According to what Reuters reported, the ruling, broadcast to a stunned nation on television, sets up a new race between Kenyatta, 55, and veteran opponent Raila Odinga, 72.
Kenyatta called for calm and respect for the ruling and said he would run again in a televised speech. But he later struck a more combative note, criticizing the court for ignoring the will of the people and dismissing the chief justice’s colleagues as “wakora” (crooks).
In Odinga’s western heartland, cheering supporters paraded through the streets chanting and waving tree branches.
A row over a 2007 poll, which Odinga challenged after being declared loser, was followed by weeks of ethnic bloodshed that killed more than 1,200 people. Kenya’s economy, the biggest in the region, slid into recession and neighboring economies wobbled.

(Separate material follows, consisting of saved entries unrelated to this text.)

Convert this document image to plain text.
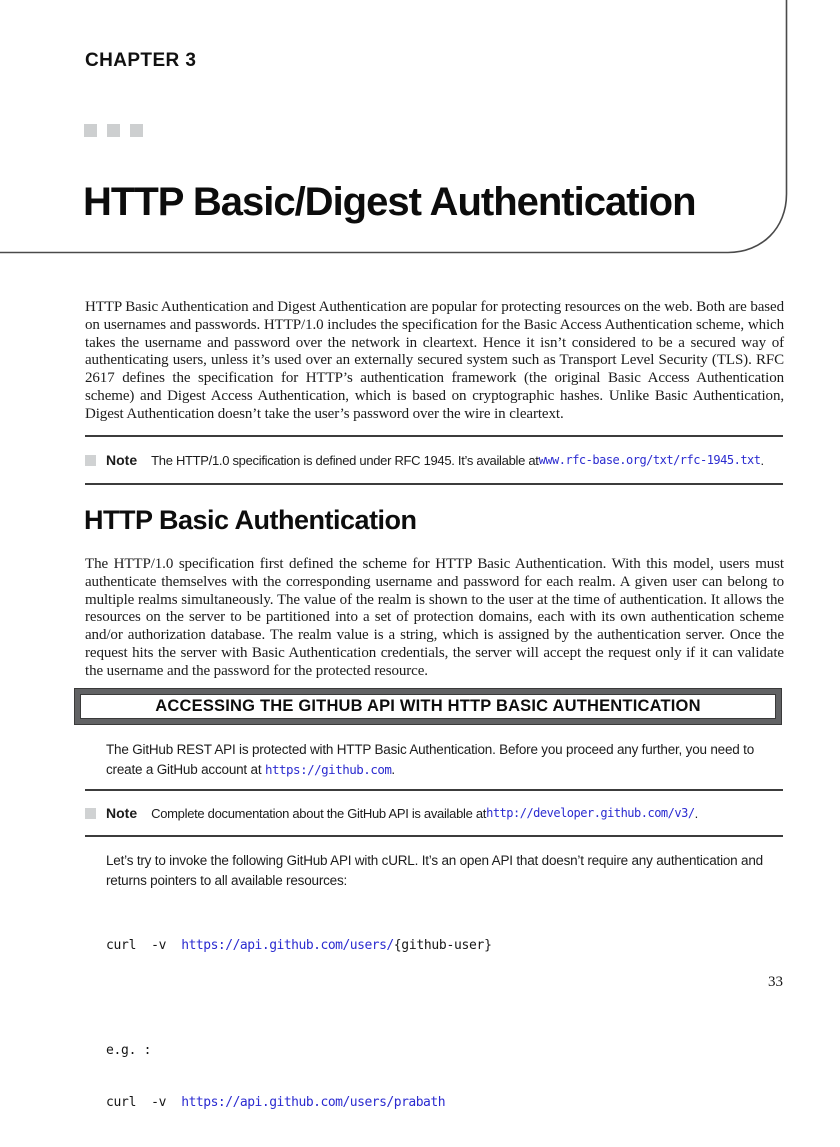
CHAPTER 3
HTTP Basic/Digest Authentication

HTTP Basic Authentication and Digest Authentication are popular for protecting resources on the web. Both are based on usernames and passwords. HTTP/1.0 includes the specification for the Basic Access Authentication scheme, which takes the username and password over the network in cleartext. Hence it isn’t considered to be a secured way of authenticating users, unless it’s used over an externally secured system such as Transport Level Security (TLS). RFC 2617 defines the specification for HTTP’s authentication framework (the original Basic Access Authentication scheme) and Digest Access Authentication, which is based on cryptographic hashes. Unlike Basic Authentication, Digest Authentication doesn’t take the user’s password over the wire in cleartext.

Note The HTTP/1.0 specification is defined under RFC 1945. It’s available at www.rfc-base.org/txt/rfc-1945.txt .
HTTP Basic Authentication

The HTTP/1.0 specification first defined the scheme for HTTP Basic Authentication. With this model, users must authenticate themselves with the corresponding username and password for each realm. A given user can belong to multiple realms simultaneously. The value of the realm is shown to the user at the time of authentication. It allows the resources on the server to be partitioned into a set of protection domains, each with its own authentication scheme and/or authorization database. The realm value is a string, which is assigned by the authentication server. Once the request hits the server with Basic Authentication credentials, the server will accept the request only if it can validate the username and the password for the protected resource.

ACCESSING THE GITHUB API WITH HTTP BASIC AUTHENTICATION

The GitHub REST API is protected with HTTP Basic Authentication. Before you proceed any further, you need to create a GitHub account at https://github.com.

Note Complete documentation about the GitHub API is available at http://developer.github.com/v3/ .

Let’s try to invoke the following GitHub API with cURL. It’s an open API that doesn’t require any authentication and returns pointers to all available resources:

curl  -v  https://api.github.com/users/{github-user}

e.g. :

curl  -v  https://api.github.com/users/prabath

33
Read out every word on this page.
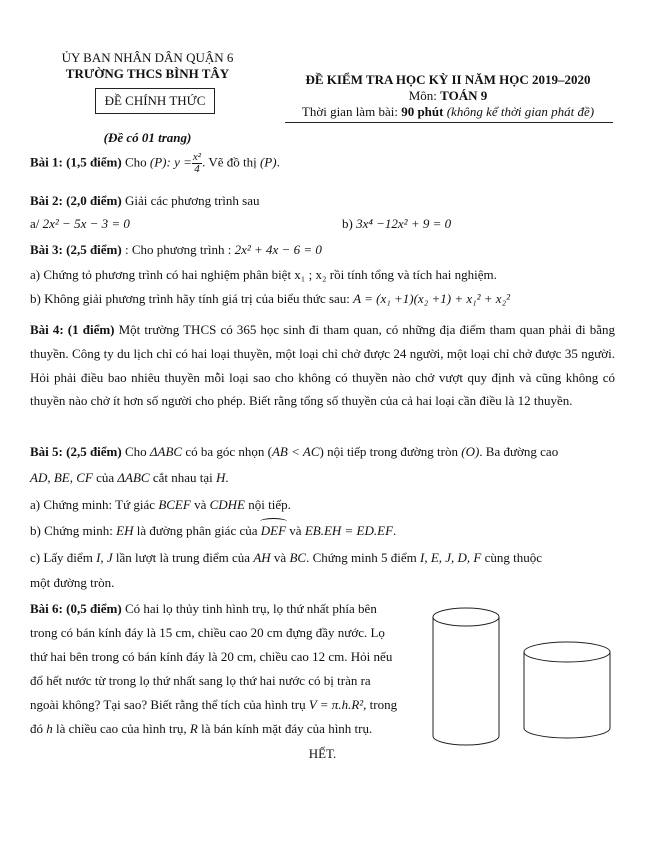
ỦY BAN NHÂN DÂN QUẬN 6
TRƯỜNG THCS BÌNH TÂY
ĐỀ CHÍNH THỨC
(Đề có 01 trang)
ĐỀ KIỂM TRA HỌC KỲ II NĂM HỌC 2019–2020
Môn: TOÁN 9
Thời gian làm bài: 90 phút (không kể thời gian phát đề)
Bài 1: (1,5 điểm) Cho (P): $y = \frac{\text{x²}}{4}$ . Vẽ đồ thị (P).
Bài 2: (2,0 điểm) Giải các phương trình sau
a/ 2x² − 5x − 3 = 0	b) 3x⁴ −12x² + 9 = 0
Bài 3: (2,5 điểm) : Cho phương trình : 2x² + 4x − 6 = 0
a) Chứng tỏ phương trình có hai nghiệm phân biệt x₁ ; x₂ rồi tính tổng và tích hai nghiệm.
b) Không giải phương trình hãy tính giá trị của biểu thức sau: A = (x₁ +1)(x₂ +1) + x₁² + x₂²
Bài 4: (1 điểm) Một trường THCS có 365 học sinh đi tham quan, có những địa điểm tham quan phải đi bằng thuyền. Công ty du lịch chỉ có hai loại thuyền, một loại chỉ chở được 24 người, một loại chỉ chở được 35 người. Hỏi phải điều bao nhiêu thuyền mỗi loại sao cho không có thuyền nào chở vượt quy định và cũng không có thuyền nào chở ít hơn số người cho phép. Biết rằng tổng số thuyền của cả hai loại cần điều là 12 thuyền.
Bài 5: (2,5 điểm) Cho ΔABC có ba góc nhọn (AB < AC) nội tiếp trong đường tròn (O). Ba đường cao
AD, BE, CF của ΔABC cắt nhau tại H.
a) Chứng minh: Tứ giác BCEF và CDHE nội tiếp.
b) Chứng minh: EH là đường phân giác của DEF và EB.EH = ED.EF.
c) Lấy điểm I, J lần lượt là trung điểm của AH và BC. Chứng minh 5 điểm I, E, J, D, F cùng thuộc
một đường tròn.
Bài 6: (0,5 điểm) Có hai lọ thủy tinh hình trụ, lọ thứ nhất phía bên
trong có bán kính đáy là 15 cm, chiều cao 20 cm đựng đầy nước. Lọ
thứ hai bên trong có bán kính đáy là 20 cm, chiều cao 12 cm. Hỏi nếu
đổ hết nước từ trong lọ thứ nhất sang lọ thứ hai nước có bị tràn ra
ngoài không? Tại sao? Biết rằng thể tích của hình trụ V = π.h.R², trong
đó h là chiều cao của hình trụ, R là bán kính mặt đáy của hình trụ.
HẾT.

Chief Justice David Maraga announced the Supreme Court’s verdict that was backed by four of the six judges, saying the declaration of Kenyatta’s victory was “invalid, null and void”. Details of the ruling will be released within 21 days.
In the court room, a grinning Odinga pumped his fist in the air. Outside, shares plummeted on the Nairobi bourse amid the uncertainty, while Kenyatta’s supporters grumbled. But the mood on the streets of the capital was jubilant rather than angry.
Judges said they found no misconduct by Kenyatta but said the election board “failed, neglected or refused to conduct the presidential election in a manner consistent with the dictates of the constitution.”
Official results had given Kenyatta 54.3 percent of the vote, compared to Odinga’s 44.7 percent, a lead of 1.4 million votes. Kenyatta’s ruling party also swept the legislature. Those results triggered angry protests and at least 28 people died in the police clamp-down that followed.